To me there is one major key to retirement. That is having something a person can be engaged in and enjoys. What used to excite me about planting or harvesting corn no longer did. Riding a motorcycle across country or scuba diving still did. So where we semi-retired ten years before actual full retirement it was just a natural transition for me of doing more of what I was interested and less or none of what I had become less interested in.

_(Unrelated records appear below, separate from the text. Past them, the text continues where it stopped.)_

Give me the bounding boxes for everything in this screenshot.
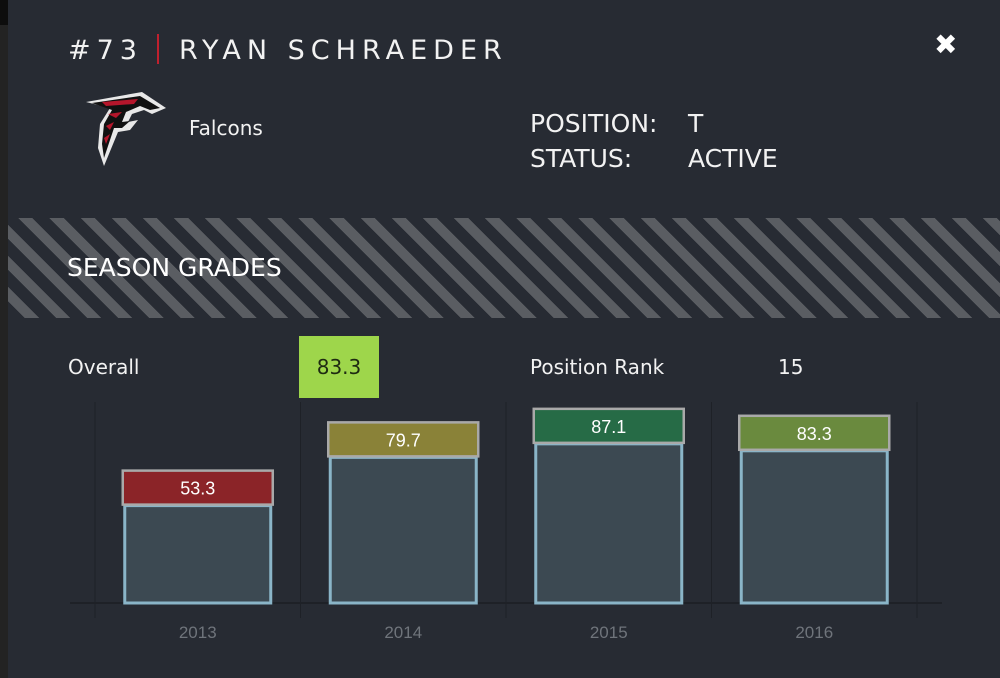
position-value: T xyxy=(688,109,704,138)
x-tick-2016: 2016 xyxy=(795,623,833,642)
player-number: #73 xyxy=(68,35,143,66)
grade-label-2014: 79.7 xyxy=(386,430,421,450)
section-header-band: SEASON GRADES xyxy=(8,218,1000,318)
grade-label-box-2014 xyxy=(327,421,480,458)
grade-label-box-2013 xyxy=(121,469,274,506)
grade-label-2015: 87.1 xyxy=(591,417,626,437)
status-value: ACTIVE xyxy=(688,144,778,173)
status-label: STATUS: xyxy=(530,144,633,173)
x-tick-2015: 2015 xyxy=(590,623,628,642)
position-label: POSITION: xyxy=(530,109,658,138)
position-rank-value: 15 xyxy=(778,355,804,379)
overall-grade-badge: 83.3 xyxy=(299,336,379,398)
grade-label-box-2016 xyxy=(738,414,891,452)
overall-label: Overall xyxy=(68,355,140,379)
falcons-logo xyxy=(86,92,166,166)
grade-label-2013: 53.3 xyxy=(180,479,215,499)
window-edge xyxy=(0,0,8,678)
team-name: Falcons xyxy=(189,116,263,140)
x-tick-2014: 2014 xyxy=(384,623,422,642)
bar-2015 xyxy=(534,442,684,605)
player-title: #73 RYAN SCHRAEDER xyxy=(68,34,508,66)
x-tick-2013: 2013 xyxy=(179,623,217,642)
bar-2013 xyxy=(123,504,273,605)
grade-label-2016: 83.3 xyxy=(797,424,832,444)
bar-2014 xyxy=(328,455,478,605)
position-rank-label: Position Rank xyxy=(530,355,665,379)
grade-label-box-2015 xyxy=(532,407,685,445)
title-divider xyxy=(156,34,159,64)
section-title: SEASON GRADES xyxy=(67,253,282,282)
bar-2016 xyxy=(739,449,889,605)
player-info: POSITION: T STATUS: ACTIVE xyxy=(530,106,778,176)
close-icon[interactable]: ✖ xyxy=(934,28,958,61)
player-name: RYAN SCHRAEDER xyxy=(178,35,508,66)
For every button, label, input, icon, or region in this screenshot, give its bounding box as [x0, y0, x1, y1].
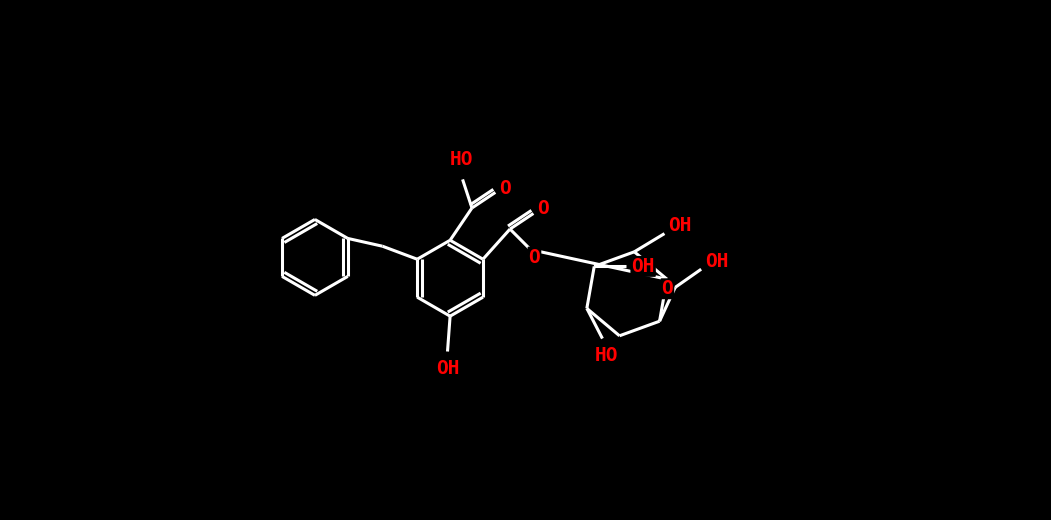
- Text: OH: OH: [668, 216, 692, 236]
- Text: OH: OH: [436, 359, 459, 378]
- Text: HO: HO: [595, 346, 618, 365]
- Text: OH: OH: [705, 252, 728, 271]
- Text: O: O: [661, 279, 674, 298]
- Text: O: O: [499, 179, 511, 198]
- Text: O: O: [537, 199, 549, 218]
- Text: OH: OH: [632, 257, 655, 276]
- Text: HO: HO: [450, 150, 473, 169]
- Text: O: O: [529, 248, 540, 267]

I think for retirement if a person just cuts it off one day with no plans of what they are going to do with themselves in the future other than rock in a rocking chair it would be a disaster. For some guys farming at 90 IS their retirement. They are doing what they love. More power to them. The whole keys to retirement, in my opinion, are doing what a person wants and enjoys doing and being financially able to continue to do it without a financial anvil hanging over their head. That is retirement. We all have to be engaged ("work" so to speak) in retirement or we just waste away in a rocking chair. The only difference is some of us enjoy different "work" in retirement than others.

I "work" every day in retirement. I checked the catfish trap in our pond this morning and in about a half hour it will be my job to pick one of those motorcycles out of the shed, ride about 20 miles to a local diner and have my "birdy burger" for lunch (no bun of course - low carb!). And maybe take a long way journey back home. Sometimes it takes me another hundred miles just to get back home! LOL. I enjoy my "work".